NEW YORK
From Serrano's kinky couples to Goldin's voyeurism, Sue Williams's wounds and the Chapmans' adolescent aberrations, the art world seems to have sex on the brain. Yet rarely--perhaps because it could easily come off as sappy--does an artist attempt to portray sex in the context of love. Remarkably, in David Humphrey's recent paintings, stylized images of tangled couples succeed in conveying the sense of vulnerability that can accompany overwhelming love and desire. Here the danger of losing oneself completely in the other is represented by bodies that merge and morph until it becomes difficult to tell where one ends and the other begins.
In Co-occurring Conditions, the woman is on top, tickling and teasing, with an expression that says "I've got him now," while the man looks up at her imploring, helpless, his body at once entwined with hers, curled into the fetal position and buried in the ground. Again, in Porous Surfaces Which Include My Face, the woman, though tender, clearly has the upper hand, as the two visages--is it her nose or his?--become one. It's unusual to find such cartoonlike and stylized images (in the manner of Indian miniatures and Japanese prints, which have frequently explored sexual themes) conveying so much personal content. Memories also flit across the canvas, fleeting glimpses of family members, perhaps, or kitschy beloved objects from childhood.
When Humphrey first investigated this subject matter in his last exhibition at McKee, his imagery was much more awkward and the effect more ponderous. Some of that unwieldiness remains in paintings like Waders, where one is quite aware of the various body parts as, well, parts rather than as a sinuous whole. But even the less successful pieces are intriguing, serving as a reminder that what he is attempting is extremely ambitious. Graceful on every level, this recent work has an airy lightness, as well as a playful quality that hasn't been seen in Humphrey's work since his earliest paintings.

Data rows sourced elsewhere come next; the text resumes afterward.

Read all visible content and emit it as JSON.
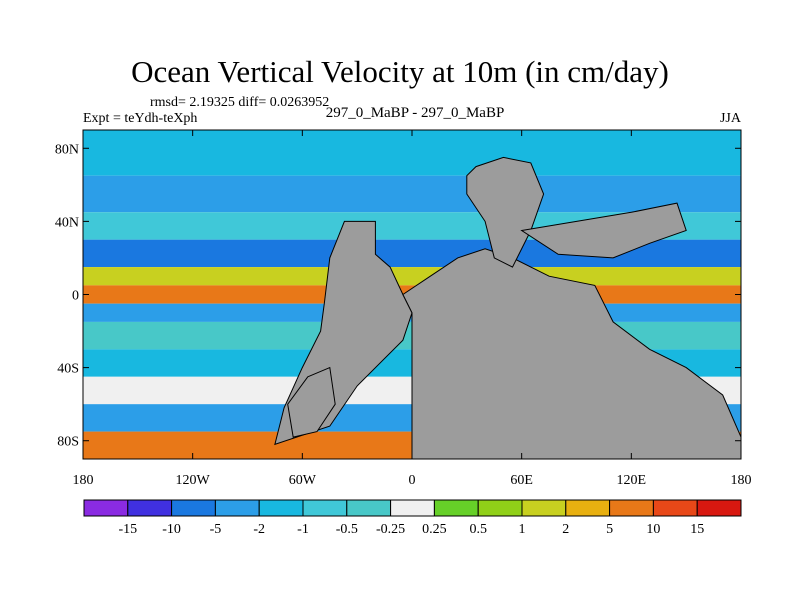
{
  "title": "Ocean Vertical Velocity at 10m (in cm/day)",
  "stats": "rmsd= 2.19325 diff= 0.0263952",
  "experiment": "Expt = teYdh-teXph",
  "center_label": "297_0_MaBP - 297_0_MaBP",
  "season": "JJA",
  "map": {
    "lon_range": [
      -180,
      180
    ],
    "lat_range": [
      -90,
      90
    ],
    "land_color": "#9c9c9c",
    "y_ticks": [
      {
        "lat": 80,
        "label": "80N"
      },
      {
        "lat": 40,
        "label": "40N"
      },
      {
        "lat": 0,
        "label": "0"
      },
      {
        "lat": -40,
        "label": "40S"
      },
      {
        "lat": -80,
        "label": "80S"
      }
    ],
    "x_ticks": [
      {
        "lon": -180,
        "label": "180"
      },
      {
        "lon": -120,
        "label": "120W"
      },
      {
        "lon": -60,
        "label": "60W"
      },
      {
        "lon": 0,
        "label": "0"
      },
      {
        "lon": 60,
        "label": "60E"
      },
      {
        "lon": 120,
        "label": "120E"
      },
      {
        "lon": 180,
        "label": "180"
      }
    ],
    "bands": [
      {
        "lat": [
          65,
          90
        ],
        "color": "#18b8e0"
      },
      {
        "lat": [
          45,
          65
        ],
        "color": "#2c9ee8"
      },
      {
        "lat": [
          30,
          45
        ],
        "color": "#40c8d8"
      },
      {
        "lat": [
          15,
          30
        ],
        "color": "#1a78e0"
      },
      {
        "lat": [
          5,
          15
        ],
        "color": "#c8d020"
      },
      {
        "lat": [
          -5,
          5
        ],
        "color": "#e87818"
      },
      {
        "lat": [
          -15,
          -5
        ],
        "color": "#2c9ee8"
      },
      {
        "lat": [
          -30,
          -15
        ],
        "color": "#48c8c8"
      },
      {
        "lat": [
          -45,
          -30
        ],
        "color": "#18b8e0"
      },
      {
        "lat": [
          -60,
          -45
        ],
        "color": "#f0f0f0"
      },
      {
        "lat": [
          -75,
          -60
        ],
        "color": "#2c9ee8"
      },
      {
        "lat": [
          -90,
          -75
        ],
        "color": "#e87818"
      }
    ],
    "continents": [
      {
        "name": "supercontinent-west",
        "points": [
          [
            -37,
            40
          ],
          [
            -20,
            40
          ],
          [
            -20,
            22
          ],
          [
            -12,
            15
          ],
          [
            -5,
            0
          ],
          [
            0,
            -10
          ],
          [
            -5,
            -25
          ],
          [
            -30,
            -50
          ],
          [
            -45,
            -72
          ],
          [
            -75,
            -82
          ],
          [
            -70,
            -62
          ],
          [
            -60,
            -40
          ],
          [
            -50,
            -20
          ],
          [
            -48,
            -5
          ],
          [
            -45,
            20
          ]
        ]
      },
      {
        "name": "supercontinent-east",
        "points": [
          [
            -5,
            0
          ],
          [
            10,
            10
          ],
          [
            25,
            20
          ],
          [
            40,
            25
          ],
          [
            55,
            20
          ],
          [
            75,
            10
          ],
          [
            100,
            5
          ],
          [
            110,
            -15
          ],
          [
            130,
            -30
          ],
          [
            150,
            -40
          ],
          [
            170,
            -55
          ],
          [
            180,
            -78
          ],
          [
            180,
            -90
          ],
          [
            0,
            -90
          ],
          [
            0,
            -10
          ]
        ]
      },
      {
        "name": "northern-landmass",
        "points": [
          [
            30,
            65
          ],
          [
            35,
            70
          ],
          [
            50,
            75
          ],
          [
            65,
            72
          ],
          [
            72,
            55
          ],
          [
            65,
            35
          ],
          [
            55,
            15
          ],
          [
            45,
            20
          ],
          [
            40,
            40
          ],
          [
            30,
            55
          ]
        ]
      },
      {
        "name": "asia-east",
        "points": [
          [
            60,
            35
          ],
          [
            90,
            40
          ],
          [
            120,
            45
          ],
          [
            145,
            50
          ],
          [
            150,
            35
          ],
          [
            130,
            28
          ],
          [
            110,
            20
          ],
          [
            80,
            22
          ]
        ]
      },
      {
        "name": "southern-islands",
        "points": [
          [
            -57,
            -45
          ],
          [
            -45,
            -40
          ],
          [
            -42,
            -60
          ],
          [
            -52,
            -75
          ],
          [
            -65,
            -78
          ],
          [
            -68,
            -60
          ]
        ]
      }
    ]
  },
  "colorbar": {
    "labels": [
      "-15",
      "-10",
      "-5",
      "-2",
      "-1",
      "-0.5",
      "-0.25",
      "0.25",
      "0.5",
      "1",
      "2",
      "5",
      "10",
      "15"
    ],
    "colors": [
      "#8a2be2",
      "#4030e0",
      "#1a78e0",
      "#2c9ee8",
      "#18b8e0",
      "#40c8d8",
      "#48c8c8",
      "#f0f0f0",
      "#66d028",
      "#90d018",
      "#c8d020",
      "#e8b010",
      "#e87818",
      "#e84818",
      "#d81810"
    ]
  }
}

While it conveys less sexual intensity, the painting that stands out for its integrated composition, painterly finesse and sheer gorgeousness is Carefree Attitudes. Overlapping layers of scrimlike translucency create a collage of images that appear like mirages within the contour of a face with movie-star eyes. Round-eyed children (perhaps lifted from children's book illustrations), an idealized vision of sailboats, metamorphosing figures--all become one in Humphrey's watery fantasy, like the dreams that occur when one lies half-awake, half-asleep on a summer beach.